Résumé de la décision
Dans le cadre de la demande d'annulation de la décision de la Commission nationale d'aménagement commercial du 16 janvier 2015, la SARL " Brico Nérac ", la SARL " Etablissements Labardie " et la société " Big Mat Chapuis Marsan " soutenaient que la décision était insuffisamment motivée et que le dossier de demande était incomplet. Elles ont également soulevé des préoccupations concernant l'impact environnemental du projet, ainsi que l'accessibilité et l'effet potentiellement négatif sur le commerce local. Toutefois, les sociétés ont finalement déclaré leur désistement de l'instance, ce qui a conduit la cour à accepter ce désistement et à rejeter les conclusions des sociétés concernant la mise à la charge des frais.
Arguments pertinents
1. Insuffisance de motivation : Les requérantes ont fait valoir que la décision de la Commission n'était pas suffisamment motivée, indiquant que celle-ci reprenait des termes de l'avis du ministre sans fournir d'analyses approfondies. En droit administratif, cela fait appel à l'exigence de motivation des décisions administratives, conformément à l’article L. 211-1 du code de justice administrative, qui stipule que "les décisions administratives doivent être motivées".
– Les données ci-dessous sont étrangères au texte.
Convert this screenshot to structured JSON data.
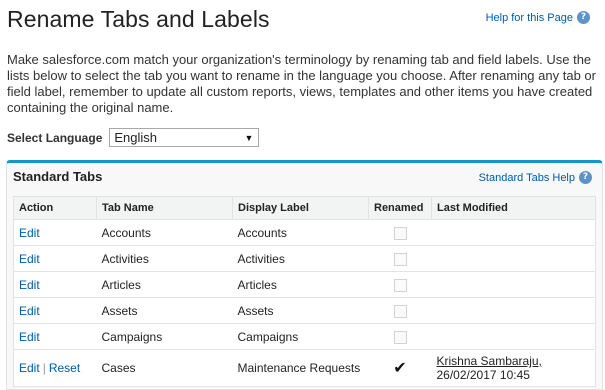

2. Critères d'évaluation non respectés : Les requérantes ont soutenu que la Commission n’avait pas apprécié correctement les impacts du projet, en ne fournissant pas d'éléments nécessaires pour une évaluation adéquate des flux générés par le projet et de sa capacité à les supporter. Cela questionne l'application des nouveaux critères issus de la loi n° 2014-626 du 18 juin 2014. L’absence de tels éléments constitue une méconnaissance des exigences réglementaires relatives à l’aménagement commercial.
3. Impact sur l'environnement et l'urbanisme : Les requêtes mettent également l'accent sur l’empreinte environnementale, les effets d’imperméabilisation des sols, et un nécessaire respect des zones agricoles. L’article L. 122-1 du code de l'urbanisme précise que "les projets d’aménagement doivent respecter un bon équilibre entre le développement économique et la préservation de l'environnement". Les arguments soulèvent donc d'importantes considérations de durabilité à prendre en compte dans les décisions d'aménagement commercial.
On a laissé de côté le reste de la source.